La corrupción, sin embargo no es un problema de puros frente a corruptos, ni solo de los hechos visibles en las oficinas, sino de todo un sistema que debe ser desmontado y transformado en una auténtica república controlada por la ciudadanía través de un sistema de pesos y contrapesos. Esto requiere de una reforma institucional que acabe con el archipiélago institucional existente carente de instancias integradoras y de rendición de cuentas. De un proceso de reorganización institucional regional y territorial, donde las políticas nacionales estimulen, la organización e iniciativas locales, donde se estimulen los encadenamientos y se difundan las mejores innovaciones. Donde lo más avanzado de la ciencia y la tecnología adquieran dimensiones en las fortalezas locales y arraiguen a la población al mismo tiempo que generen una visión cosmopolita.
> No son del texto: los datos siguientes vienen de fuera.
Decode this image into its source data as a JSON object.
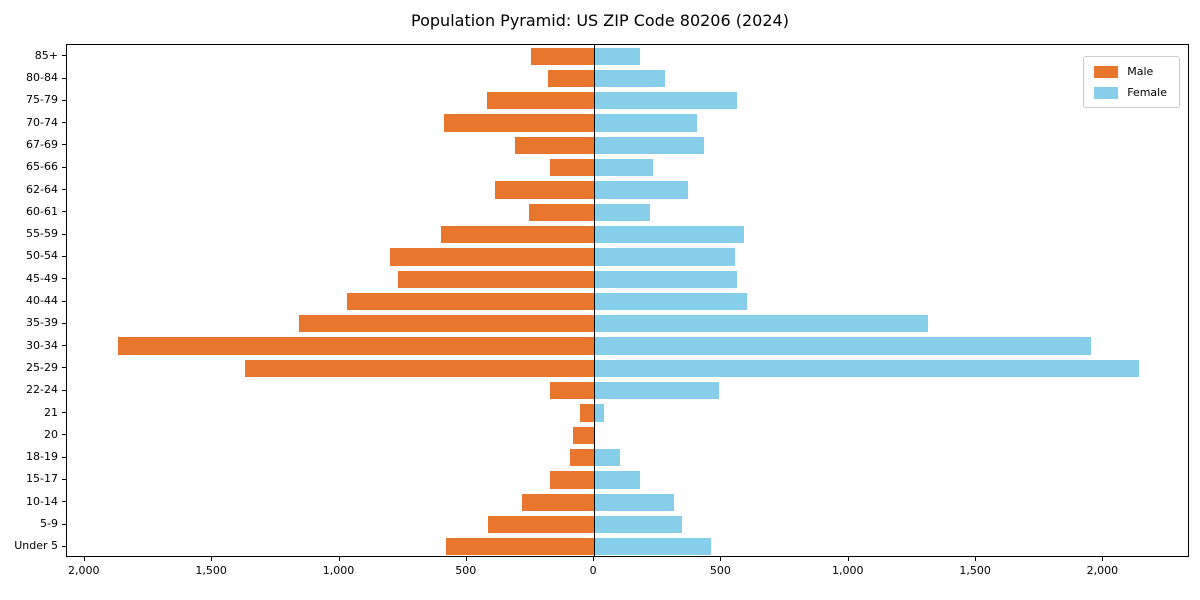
{
  "title": "Population Pyramid: US ZIP Code 80206 (2024)",
  "legend": {
    "male_label": "Male",
    "female_label": "Female"
  },
  "colors": {
    "male": "#e8762d",
    "female": "#87ceeb",
    "axis": "#000000",
    "legend_border": "#cccccc"
  },
  "chart_data": {
    "type": "bar",
    "subtype": "population-pyramid",
    "orientation": "horizontal",
    "title": "Population Pyramid: US ZIP Code 80206 (2024)",
    "row_order": "top-to-bottom",
    "categories": [
      "85+",
      "80-84",
      "75-79",
      "70-74",
      "67-69",
      "65-66",
      "62-64",
      "60-61",
      "55-59",
      "50-54",
      "45-49",
      "40-44",
      "35-39",
      "30-34",
      "25-29",
      "22-24",
      "21",
      "20",
      "18-19",
      "15-17",
      "10-14",
      "5-9",
      "Under 5"
    ],
    "series": [
      {
        "name": "Male",
        "side": "left",
        "color": "#e8762d",
        "values": [
          250,
          180,
          420,
          590,
          310,
          175,
          390,
          255,
          600,
          800,
          770,
          970,
          1160,
          1870,
          1370,
          175,
          55,
          85,
          95,
          175,
          285,
          415,
          580
        ]
      },
      {
        "name": "Female",
        "side": "right",
        "color": "#87ceeb",
        "values": [
          180,
          280,
          560,
          405,
          430,
          230,
          370,
          220,
          590,
          555,
          560,
          600,
          1310,
          1950,
          2140,
          490,
          40,
          0,
          100,
          180,
          315,
          345,
          460
        ]
      }
    ],
    "xlim": [
      -2070,
      2340
    ],
    "xticks": {
      "values": [
        -2000,
        -1500,
        -1000,
        -500,
        0,
        500,
        1000,
        1500,
        2000
      ],
      "labels": [
        "2,000",
        "1,500",
        "1,000",
        "500",
        "0",
        "500",
        "1,000",
        "1,500",
        "2,000"
      ]
    },
    "grid": false,
    "legend_position": "top-right",
    "xlabel": "",
    "ylabel": ""
  }
}
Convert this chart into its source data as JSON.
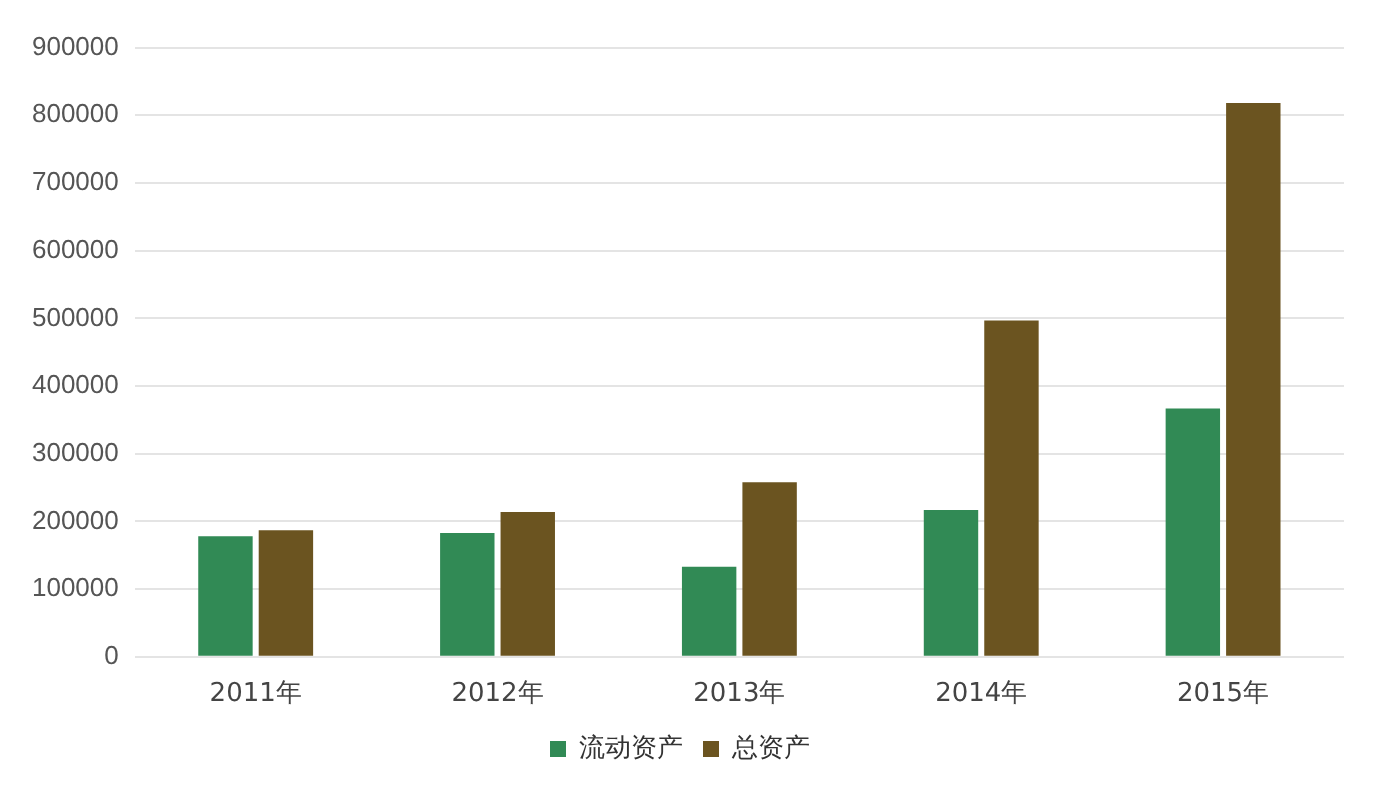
{
  "chart_data": {
    "type": "bar",
    "categories": [
      "2011年",
      "2012年",
      "2013年",
      "2014年",
      "2015年"
    ],
    "series": [
      {
        "name": "流动资产",
        "color": "#318a55",
        "values": [
          178000,
          183000,
          133000,
          217000,
          367000
        ]
      },
      {
        "name": "总资产",
        "color": "#6b5420",
        "values": [
          187000,
          214000,
          258000,
          497000,
          818000
        ]
      }
    ],
    "ylim": [
      0,
      900000
    ],
    "yticks": [
      0,
      100000,
      200000,
      300000,
      400000,
      500000,
      600000,
      700000,
      800000,
      900000
    ],
    "grid": "y",
    "legend": "bottom"
  }
}
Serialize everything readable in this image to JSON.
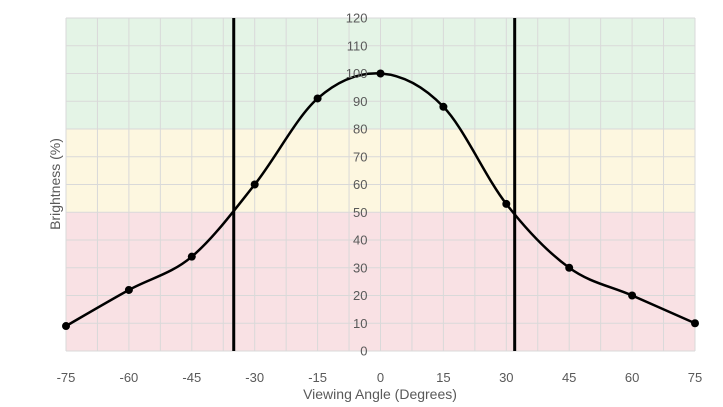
{
  "chart_data": {
    "type": "line",
    "title": "",
    "xlabel": "Viewing Angle (Degrees)",
    "ylabel": "Brightness (%)",
    "xlim": [
      -75,
      75
    ],
    "ylim": [
      0,
      120
    ],
    "x_ticks": [
      -75,
      -60,
      -45,
      -30,
      -15,
      0,
      15,
      30,
      45,
      60,
      75
    ],
    "y_ticks": [
      0,
      10,
      20,
      30,
      40,
      50,
      60,
      70,
      80,
      90,
      100,
      110,
      120
    ],
    "grid": true,
    "series": [
      {
        "x": [
          -75,
          -60,
          -45,
          -30,
          -15,
          0,
          15,
          30,
          45,
          60,
          75
        ],
        "y": [
          9,
          22,
          34,
          60,
          91,
          100,
          88,
          53,
          30,
          20,
          10
        ],
        "color": "#000000"
      }
    ],
    "vertical_lines": [
      -35,
      32
    ],
    "bands": [
      {
        "from": 80,
        "to": 120,
        "color": "#e4f4e6"
      },
      {
        "from": 50,
        "to": 80,
        "color": "#fdf7e0"
      },
      {
        "from": 0,
        "to": 50,
        "color": "#f9e1e4"
      }
    ]
  }
}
Estas cosas no se pueden lograr de golpe, pero si hay visión nacional y la descentralización se realiza apoderando a la ciudadanía de organización, capacidad de gestión y de demandar cuentas, puede darse un proceso acumulativo que, partiendo de las mejores prácticas que marcan senderos, construya un nuevo sistema institucional.
Hemos sido configurados por un sistema patrimonialista y clientelista que no cambiará con buenos consejos, se requiere de una conducción que estimule el apoderamiento organizacional de las comunidades y grupos que articule el Estado e integre el haz de voluntades colectivo. Como dijo don José Figueres Ferrer “Los hombres sin organización no tienen ningún poder” ni pueden ejercer la ciudadanía, añado yo.